Friday, 22 de November de 2024 ISSN 1519-7670 - Ano 24 - nº 1315

Jornalões não querem acuar o Congresso. Deveriam

Qualquer que seja o significado que se atribua ao verbo acuar, uma coisa é certa: o Senado deveria estar sendo acuado pela imprensa para decidir em sessão aberta e voto aberto o futuro do senador Renan Calheiros. Se a tropa de choque do presidente do Congresso não se sentisse acuada ele não teria sido condenado de forma tão flagrante na Comissão de Ética. Se a imprensa não pressiona os poderes constituídos, quem o fará?


A sociedade brasileira só foi informada na segunda-feira (10/9) que há um ano está estacionada na Câmara a emenda constitucional que acaba com o voto secreto no Congresso. Foi aprovada em primeiro turno em 5/9/2006, por 383 a zero. Normalmente, o segundo turno costuma ser votado cerca de 30 dias depois, informou a Folha de S.Paulo, em matéria de Ranier Bragon e Fábio Zanini. Se a imprensa se movimentasse com a devida antecedência e a necessária energia, a burocracia da Câmara não teria engavetado o andamento da PEC durante um ano – e, na quarta-feira (12/9), Renan poderia ser julgado pelos pares sem voto secreto.


Fora de lugar


Acontece que a imprensa não se fascina com o trabalho escoteiro, de formiguinha, prefere as denúncias sensacionais ou as grandes especulações políticas – com as honrosas exceções de praxe. Basta ver o teor das matérias que produzem manchetes não apenas nas edições de domingo, mas nos dias úteis.


Na mesma segunda-feira (10), a manchete da Folha entusiasmava-se com a tecnologia e proclamava que ‘Ensino a distância se sai melhor em exame’. E daí? O que importa saber que os alunos de turismo (das universidades privadas, naturalmente) têm melhor desempenho em cursos não presenciais? Mais importante, decisivo para o futuro do país, seria converter em manchete a chamada de uma coluna no pé da primeira página (‘Emenda do fim do voto secreto pára na Câmara e ajuda Renan’). Por que razão não optou por uma manchete jornalística e cidadã?

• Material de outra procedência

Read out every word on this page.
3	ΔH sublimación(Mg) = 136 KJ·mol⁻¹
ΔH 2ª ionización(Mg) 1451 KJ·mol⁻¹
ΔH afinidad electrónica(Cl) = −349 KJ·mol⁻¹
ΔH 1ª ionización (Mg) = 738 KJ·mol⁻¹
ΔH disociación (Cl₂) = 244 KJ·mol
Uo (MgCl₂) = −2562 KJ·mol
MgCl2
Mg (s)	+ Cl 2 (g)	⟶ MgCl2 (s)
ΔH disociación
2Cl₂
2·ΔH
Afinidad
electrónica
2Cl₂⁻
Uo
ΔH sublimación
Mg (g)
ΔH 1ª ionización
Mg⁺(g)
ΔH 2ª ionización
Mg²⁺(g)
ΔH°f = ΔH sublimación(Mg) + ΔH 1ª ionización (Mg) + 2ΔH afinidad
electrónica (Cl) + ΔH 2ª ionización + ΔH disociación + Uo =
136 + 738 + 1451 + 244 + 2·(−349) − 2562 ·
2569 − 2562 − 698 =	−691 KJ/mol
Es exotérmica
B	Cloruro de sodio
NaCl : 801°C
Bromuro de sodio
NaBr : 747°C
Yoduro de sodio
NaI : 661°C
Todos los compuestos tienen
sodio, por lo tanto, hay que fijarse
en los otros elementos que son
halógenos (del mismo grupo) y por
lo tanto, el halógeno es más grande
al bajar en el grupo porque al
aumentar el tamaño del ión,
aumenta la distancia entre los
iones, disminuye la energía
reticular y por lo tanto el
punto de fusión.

Seria injusto dizer que este que se assume como ‘o jornal a serviço do Brasil’ está favorecendo Renan Calheiros, melhor imaginar que gosta de atender ao lobby do ensino privado.


Imprensa burocrática


O Estado de S.Paulo saiu-se ainda pior: a manchete de primeira página no mesmo dia foi nitidamente a favor do senador acusado de quebrar o decoro parlamentar e envergonhar o Legislativo: ‘Renan articula e lembra o rigor da pena – pode ficar 12 anos fora da política’. O próprio evangelizador do jornal (Carlos Alberto di Franco) espuma de raiva na página 2 por causa do congresso do PT realizado 10 dias antes e passa ao largo dos pecados capitais e veniais cometidos pelo chefe do Poder Legislativo.


Não fosse a manchete do Globo (‘Oposição quer sessão aberta para tentar cassar Renan’) seria possível montar uma teoria comprovando que os jornalões não querem acuar o presidente do Congresso (ao contrário de Veja e do Jornal Nacional).


A grande imprensa diária burocratiza-se visivelmente, perde o elã, cumpre esquemas e fórmulas concebidas pelos marqueteiros e estrategistas e manda às favas sua agilidade e seus compromissos públicos. Não apenas num caso aberrante como este em que um senador-réu tem o privilégio de presidir a sessão que deverá julgá-lo.


Baixa umidade


A cobertura simplista do debate sobre o futuro da CPMF é outro indício do ramerrame vigente. Entre o ‘sim à CPFM’ e o ‘não à CPFM’ existem inúmeras opções democráticas, criativas e modernas. Ao invés de reduzir a discussão sobre a continuação do tributo ao confronto Oposição vs. Governo desperdiça-se uma preciosa oportunidade para discutir a reforma tributária e simplificar o emaranhado de taxas que torna tão atraente a sonegação.


A entrevista publicada pela Folha na segunda-feira (10/9, pág. A-12) com o vice-presidente da Fundação Getúlio Vargas, Marcos Cintra, deve ser vista como uma pauta de reportagens para as próximas semanas. É, ao mesmo tempo, um puxão de orelhas pelas toneladas de papel gastas em esquentar e politizar um assunto imperiosamente técnico.


A baixa umidade e a falta chuvas tirou o fôlego dos jornalões. Renan Calheiros está adorando.